Leí No seas tú mismo, de Eudald Espluga, y me dejó pensando en el tipo de agotamiento que ya no se cura con vacaciones ni con dormir bien. El tipo de agotamiento que viene de sostener un personaje que decidimos ser, incluso si ese personaje nos gusta. El tipo de cansancio que viene no de hacer, sino de tener que tener sentido. Espluga lo llama la trampa de la autenticidad: ese mandato contemporáneo de ser “tú mismx”, de saber quién eres, de actuar en coherencia con una versión clara, afinada, optimizada de ti. Y propone algo que me retumba: todo empieza con un no.
No al personaje. No a la exigencia de consistencia. No a la productividad emocional. No a la versión útil de una misma. Un no como inicio de la resistencia. Como pausa. Como corte. Como fuga del yo que siempre está haciendo sentido de todo.
Pero enseguida me acuerdo de Clarice Lispector, que decía que todo empieza con un sí. Un sí diminuto, atómico, una partícula que vibra, se multiplica y da origen al mundo. Clarice, la que escribía sin trama, sin meta, sin estructura. La que no pretendía coherencia y aún así la desbordaba. Ella decía sí al misterio. Sí a la contradicción. Sí a lo que no se nombra pero igual se siente. Sí a no entender. Sí a decir sí sin saber a qué.
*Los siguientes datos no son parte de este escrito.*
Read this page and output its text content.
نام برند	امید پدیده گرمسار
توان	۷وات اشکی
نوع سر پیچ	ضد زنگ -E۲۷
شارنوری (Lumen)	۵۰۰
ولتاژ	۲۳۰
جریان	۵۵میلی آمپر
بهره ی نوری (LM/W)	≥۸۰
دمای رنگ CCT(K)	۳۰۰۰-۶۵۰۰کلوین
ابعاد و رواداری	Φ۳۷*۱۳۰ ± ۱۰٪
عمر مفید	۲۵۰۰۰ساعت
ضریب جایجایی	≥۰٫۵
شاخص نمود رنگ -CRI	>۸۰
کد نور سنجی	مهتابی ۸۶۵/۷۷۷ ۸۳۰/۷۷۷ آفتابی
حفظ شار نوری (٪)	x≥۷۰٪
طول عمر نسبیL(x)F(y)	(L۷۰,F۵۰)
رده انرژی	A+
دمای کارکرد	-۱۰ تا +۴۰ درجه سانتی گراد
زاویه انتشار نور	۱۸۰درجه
Y entonces me doy cuenta: no es que una tenga que elegir entre Espluga o Lispector, entre cortar o ceder, entre resistir o rendirse. Es que quizás la vida esté justo ahí, en esa intersección. Entre el no que pone un límite y el sí que abre una posibilidad. Entre el no que defiende del mandato y el sí que permite estar, sentir, habitar.
Yo también he sentido el impulso de decir no a lo que me desborda, a lo que no encaja en mis planes, a lo que irrumpe sin permiso. Pero también he sentido un sí más sutil, que no es deseo ni urgencia, sino curiosidad. Un sí que no quiere nada, solo quedarse un rato. Un sí que no contradice mi presente, pero tampoco lo confirma.
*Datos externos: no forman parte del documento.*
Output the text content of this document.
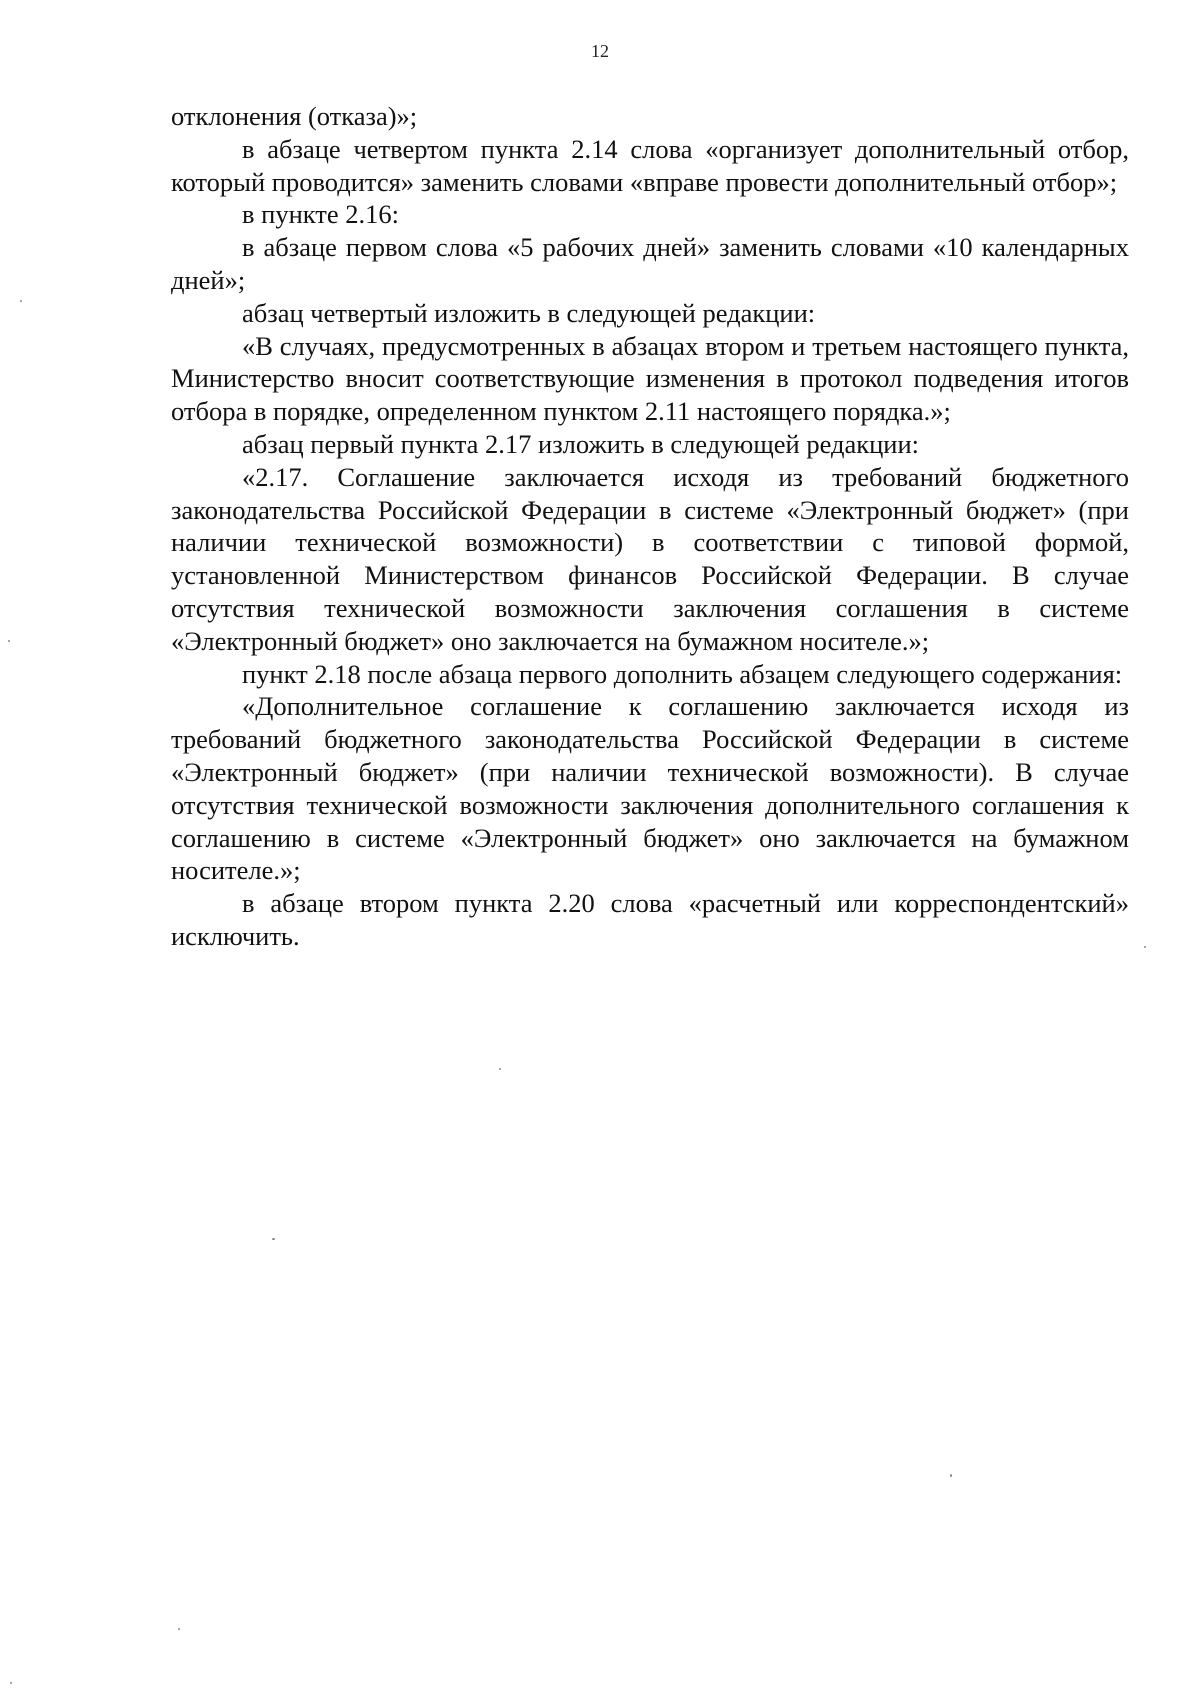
12

отклонения (отказа)»;

в абзаце четвертом пункта 2.14 слова «организует дополнительный отбор, который проводится» заменить словами «вправе провести дополнительный отбор»;

в пункте 2.16:

в абзаце первом слова «5 рабочих дней» заменить словами «10 календарных дней»;

абзац четвертый изложить в следующей редакции:

«В случаях, предусмотренных в абзацах втором и третьем настоящего пункта, Министерство вносит соответствующие изменения в протокол подведения итогов отбора в порядке, определенном пунктом 2.11 настоящего порядка.»;

абзац первый пункта 2.17 изложить в следующей редакции:

«2.17. Соглашение заключается исходя из требований бюджетного законодательства Российской Федерации в системе «Электронный бюджет» (при наличии технической возможности) в соответствии с типовой формой, установленной Министерством финансов Российской Федерации. В случае отсутствия технической возможности заключения соглашения в системе «Электронный бюджет» оно заключается на бумажном носителе.»;

пункт 2.18 после абзаца первого дополнить абзацем следующего содержания:

«Дополнительное соглашение к соглашению заключается исходя из требований бюджетного законодательства Российской Федерации в системе «Электронный бюджет» (при наличии технической возможности). В случае отсутствия технической возможности заключения дополнительного соглашения к соглашению в системе «Электронный бюджет» оно заключается на бумажном носителе.»;

в абзаце втором пункта 2.20 слова «расчетный или корреспондентский» исключить.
¿Y si el no y el sí no fueran opuestos, sino movimientos distintos de una misma práctica de honestidad? ¿Y si soltar la necesidad de consistencia también fuera una forma de compromiso?
No ser “yo misma” tal como me había narrado. No cumplir con la coherencia que se espera de quienes “saben quiénes son”. Dejarme interrumpir. No por otra persona, sino por mí. No por carencia, sino por exceso. No por deseo, sino por presencia.
Tal vez todo empieza con un no, sí. Pero también, tal vez, lo verdaderamente revolucionario —lo verdaderamente vivo— empieza con un sí que no se le debe a nadie.